I recently had the “pleasure” of getting started with Google Cloud Storage using Go. It was a hassle, but all’s well that ends well.
Google Cloud Storage, Storage or GCS for short, is a S3 like service from Google. It lets you store files and other “blob” data cheaply and easily. These files can be private or something you share with the world. With public files, Google will cache them automatically to make fetching them faster around the world. See the official Storage page for a longer salespitch.
Storage is a part of the overall Google Cloud Platform that also includes things like Compute Engine and App Engine (comes in two flavours: Standard and Flexible). See the Google Cloud Platform homepage for more.
Go (or golang if you want) is an open source programming language started by some guys at Google and now used by many people for many different things. It’s seen most success within newer, devops like, serverside tools such as Docker, Kubernetes and Consul. This is not the only usecase though, as it’s a general purpose language with many strong points. I currently use it to build back-end systems that talk http, http/2 and websockets with mobile app’s, JS frontends, special hardware etc.
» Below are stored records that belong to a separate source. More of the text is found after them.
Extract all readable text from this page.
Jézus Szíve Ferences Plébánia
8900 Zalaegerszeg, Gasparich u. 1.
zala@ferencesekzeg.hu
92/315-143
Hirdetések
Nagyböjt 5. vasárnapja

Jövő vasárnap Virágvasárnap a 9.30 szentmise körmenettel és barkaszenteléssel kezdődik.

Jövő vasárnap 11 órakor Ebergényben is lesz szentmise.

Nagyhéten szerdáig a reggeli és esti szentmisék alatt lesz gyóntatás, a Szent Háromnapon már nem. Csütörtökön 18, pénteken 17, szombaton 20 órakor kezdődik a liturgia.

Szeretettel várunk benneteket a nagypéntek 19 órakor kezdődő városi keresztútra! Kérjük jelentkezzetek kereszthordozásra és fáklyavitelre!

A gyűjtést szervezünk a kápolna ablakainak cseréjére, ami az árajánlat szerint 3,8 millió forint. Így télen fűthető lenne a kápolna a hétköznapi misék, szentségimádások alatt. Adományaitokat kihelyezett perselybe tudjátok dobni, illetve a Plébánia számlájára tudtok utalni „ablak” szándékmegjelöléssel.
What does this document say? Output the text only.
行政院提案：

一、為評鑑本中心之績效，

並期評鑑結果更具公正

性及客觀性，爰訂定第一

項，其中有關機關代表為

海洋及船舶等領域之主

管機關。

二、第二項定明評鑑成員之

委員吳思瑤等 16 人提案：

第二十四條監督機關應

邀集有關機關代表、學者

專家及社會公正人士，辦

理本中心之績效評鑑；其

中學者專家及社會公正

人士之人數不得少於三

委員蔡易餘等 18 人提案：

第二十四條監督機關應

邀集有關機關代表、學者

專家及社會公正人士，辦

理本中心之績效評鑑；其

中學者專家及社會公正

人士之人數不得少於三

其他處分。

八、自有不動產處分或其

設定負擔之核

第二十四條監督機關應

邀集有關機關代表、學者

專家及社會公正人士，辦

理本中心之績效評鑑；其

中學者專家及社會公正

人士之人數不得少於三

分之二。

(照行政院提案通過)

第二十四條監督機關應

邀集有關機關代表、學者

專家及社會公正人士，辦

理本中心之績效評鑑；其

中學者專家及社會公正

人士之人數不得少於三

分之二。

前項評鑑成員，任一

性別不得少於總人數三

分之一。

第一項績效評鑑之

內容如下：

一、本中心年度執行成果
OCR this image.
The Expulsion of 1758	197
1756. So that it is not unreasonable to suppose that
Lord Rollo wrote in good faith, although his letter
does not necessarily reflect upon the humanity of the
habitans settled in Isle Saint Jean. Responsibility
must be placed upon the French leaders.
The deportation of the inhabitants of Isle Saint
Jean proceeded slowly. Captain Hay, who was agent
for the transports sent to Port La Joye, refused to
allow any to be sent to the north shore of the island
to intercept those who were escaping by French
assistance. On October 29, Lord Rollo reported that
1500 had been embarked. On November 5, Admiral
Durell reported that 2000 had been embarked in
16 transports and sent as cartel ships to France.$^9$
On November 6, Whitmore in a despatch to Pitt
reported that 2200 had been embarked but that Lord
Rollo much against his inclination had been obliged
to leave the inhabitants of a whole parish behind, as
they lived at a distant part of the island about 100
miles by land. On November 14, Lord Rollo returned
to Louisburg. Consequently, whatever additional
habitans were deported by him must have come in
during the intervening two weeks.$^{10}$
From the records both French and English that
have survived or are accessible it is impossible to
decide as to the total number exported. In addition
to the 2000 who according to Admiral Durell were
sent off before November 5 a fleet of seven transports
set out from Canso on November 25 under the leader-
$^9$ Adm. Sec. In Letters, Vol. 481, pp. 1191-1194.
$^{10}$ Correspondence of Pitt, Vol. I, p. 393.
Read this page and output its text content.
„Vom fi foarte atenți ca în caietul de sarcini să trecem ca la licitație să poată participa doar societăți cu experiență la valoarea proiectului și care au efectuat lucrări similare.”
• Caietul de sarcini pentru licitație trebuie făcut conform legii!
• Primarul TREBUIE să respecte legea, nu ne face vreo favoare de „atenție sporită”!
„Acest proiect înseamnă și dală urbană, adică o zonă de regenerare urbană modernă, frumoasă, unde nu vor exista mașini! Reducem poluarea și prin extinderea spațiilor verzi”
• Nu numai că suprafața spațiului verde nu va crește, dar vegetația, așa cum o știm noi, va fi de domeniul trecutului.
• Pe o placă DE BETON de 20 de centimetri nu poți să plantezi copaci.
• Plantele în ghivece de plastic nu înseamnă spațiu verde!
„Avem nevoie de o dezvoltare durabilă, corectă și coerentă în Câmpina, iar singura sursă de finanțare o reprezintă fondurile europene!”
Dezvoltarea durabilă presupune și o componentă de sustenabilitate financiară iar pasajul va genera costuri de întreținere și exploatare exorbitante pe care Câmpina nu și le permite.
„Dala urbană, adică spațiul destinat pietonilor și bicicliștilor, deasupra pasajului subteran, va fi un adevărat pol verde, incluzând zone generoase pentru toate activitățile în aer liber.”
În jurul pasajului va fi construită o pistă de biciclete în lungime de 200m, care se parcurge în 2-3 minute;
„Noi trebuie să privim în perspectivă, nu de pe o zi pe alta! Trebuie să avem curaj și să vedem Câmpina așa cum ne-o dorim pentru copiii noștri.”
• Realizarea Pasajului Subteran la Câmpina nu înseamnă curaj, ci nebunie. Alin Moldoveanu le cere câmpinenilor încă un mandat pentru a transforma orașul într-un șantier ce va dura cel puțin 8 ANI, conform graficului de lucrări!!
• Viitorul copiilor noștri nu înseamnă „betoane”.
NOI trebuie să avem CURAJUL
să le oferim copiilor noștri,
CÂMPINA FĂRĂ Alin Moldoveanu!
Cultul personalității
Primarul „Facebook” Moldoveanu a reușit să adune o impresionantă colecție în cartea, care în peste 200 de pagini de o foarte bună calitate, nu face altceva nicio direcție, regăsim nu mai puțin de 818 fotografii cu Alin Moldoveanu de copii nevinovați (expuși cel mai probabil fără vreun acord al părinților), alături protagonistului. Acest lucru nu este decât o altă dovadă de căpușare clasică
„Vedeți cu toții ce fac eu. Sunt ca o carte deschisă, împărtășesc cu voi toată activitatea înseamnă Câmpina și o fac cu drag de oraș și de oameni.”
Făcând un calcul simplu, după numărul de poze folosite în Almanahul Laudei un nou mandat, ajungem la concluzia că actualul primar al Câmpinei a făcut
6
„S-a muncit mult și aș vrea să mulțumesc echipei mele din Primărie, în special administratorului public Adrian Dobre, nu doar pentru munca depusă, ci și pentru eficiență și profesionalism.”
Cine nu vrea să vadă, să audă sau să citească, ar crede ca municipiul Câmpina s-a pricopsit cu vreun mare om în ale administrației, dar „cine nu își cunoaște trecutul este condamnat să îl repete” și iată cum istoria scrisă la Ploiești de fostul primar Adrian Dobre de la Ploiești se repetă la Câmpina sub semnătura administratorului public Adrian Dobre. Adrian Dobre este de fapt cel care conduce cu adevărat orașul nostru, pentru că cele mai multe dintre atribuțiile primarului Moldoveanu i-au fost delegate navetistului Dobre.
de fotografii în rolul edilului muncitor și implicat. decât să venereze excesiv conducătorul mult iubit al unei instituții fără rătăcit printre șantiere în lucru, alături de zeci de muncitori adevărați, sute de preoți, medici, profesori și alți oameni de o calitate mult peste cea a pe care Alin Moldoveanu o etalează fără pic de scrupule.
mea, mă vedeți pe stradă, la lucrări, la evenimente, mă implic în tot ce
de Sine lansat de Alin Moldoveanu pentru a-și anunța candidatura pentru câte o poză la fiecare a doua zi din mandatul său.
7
Digression: A short Google Cloud Platform rant
Before we get to the point, I have to rant a little about the Google Cloud Platform (GCP). In many ways I’m a fan. It seems like they understand “no ops” better than almost anybody, and in my opinion App Engine could be the only real PaaS out there. Their pricing model is very nice, with a linear increase in costs as the traffic increases (quite unlike Heroku). With Compute Engine, their EC2-like IaaS, you get automatic discounts when running a server for more than 25% of a month (quite unlike Amazon’s reserved instances). This means there’s no need to “reserve instances” up front. Just run a normal instance for enough time and get automatic discounts. Great!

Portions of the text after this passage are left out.